In Süditalien sorgen derzeit heftige Unwetter für Einschränkungen im Reiseverkehr. Speziell in der Region Kalabrien sowie auf der Insel Sizilien müssen sich Reisende auf schwere Gewitter, Starkregen und hohen Wellengang einstellen. Teilweise werden Flüge umgeleitet, der Fährverkehr zwischen den Inseln der Region wurde eingestellt.
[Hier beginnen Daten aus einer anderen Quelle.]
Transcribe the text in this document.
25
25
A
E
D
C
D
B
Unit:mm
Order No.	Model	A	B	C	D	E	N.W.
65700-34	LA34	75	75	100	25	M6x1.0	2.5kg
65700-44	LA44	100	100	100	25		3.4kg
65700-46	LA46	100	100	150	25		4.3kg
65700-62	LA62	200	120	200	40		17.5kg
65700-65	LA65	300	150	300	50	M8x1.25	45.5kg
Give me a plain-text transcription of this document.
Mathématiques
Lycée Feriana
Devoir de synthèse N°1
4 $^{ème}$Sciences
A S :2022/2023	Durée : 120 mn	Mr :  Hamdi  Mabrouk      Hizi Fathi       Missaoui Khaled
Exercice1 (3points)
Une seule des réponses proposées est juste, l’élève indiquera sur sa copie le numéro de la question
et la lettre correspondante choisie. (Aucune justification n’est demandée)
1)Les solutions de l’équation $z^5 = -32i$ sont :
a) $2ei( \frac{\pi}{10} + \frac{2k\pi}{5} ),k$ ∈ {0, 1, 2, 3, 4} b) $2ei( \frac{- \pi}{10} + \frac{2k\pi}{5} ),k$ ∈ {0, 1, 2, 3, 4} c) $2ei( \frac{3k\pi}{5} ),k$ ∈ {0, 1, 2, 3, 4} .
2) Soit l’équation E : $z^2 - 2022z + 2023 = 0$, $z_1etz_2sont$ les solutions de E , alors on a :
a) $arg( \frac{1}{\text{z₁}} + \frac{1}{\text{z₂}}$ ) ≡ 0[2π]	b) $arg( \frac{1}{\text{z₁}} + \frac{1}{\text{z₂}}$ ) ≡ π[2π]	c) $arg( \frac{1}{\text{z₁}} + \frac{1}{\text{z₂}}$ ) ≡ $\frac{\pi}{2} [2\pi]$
Wie der Informationsdienst A3M meldet, kommt es bereits seit dem 25. Oktober in Kalabrien und Sizilien zu schweren Unwettern, die teilweise zu Überschwemmungen führten. Diese sollen nach Angaben des Nationalen Wetterdienstes der italienischen Luftwaffe auch im Laufe des Dienstags anhalten, mit einer Wetterbesserung ist erst zum Wochenende zu rechnen. In der Folge verkehren in den betroffenen Gebieten keine Fähren mehr, Flugpassagiere müssen ebenfalls mit Verspätungen, Stornierungen und umgeleiteten Verbindungen rechnen. Insbesondere im Flugverkehr der Airports Catania und Palermo kommt es derzeit zu Störungen.
 
Rat an Reisende
 
Wer sich in Kalabrien oder Sizilien aufhält, sollte die Situation vor Ort über die lokalen Medien aufmerksam verfolgen und den Anweisungen der Behörden Folge leisten. Durch starke Regenfälle kann die Passierbarkeit der Straßen beeinträchtigt werden, es ist also ratsam, beispielsweise für die Fahrt zum Flughafen einen zusätzlichen Zeitpuffer einzuplanen. Zudem sollten sich Passagiere den Status ihrer Flugverbindung vorab von der Airline oder dem Reiseveranstalter bestätigen lassen.
 
Phänomen des „Medicane“ möglich
 
Noch die gesamte Woche sind im Süden Italiens große Regenmengen zu erwarten, die auf dem Meer zu widrigen Bedingungen und zu Lande für Überflutungen und Erdrutschen führen können. Hinzu kommen starke Winde und Orkanböen mit Spitzengeschwindigkeiten von bis zu 140 Stundenkilometern. Ab Donnerstag drohe zudem laut Wetterexperten das Phänomen eines „Medicane“, wie ein im Mittelmeer auftretender Hurrikan genannt wird. Er entsteht, wenn ein Tiefdruckgebiet über warme Gewässer zieht und sich dabei ähnlich eines Tropensturms entwickelt.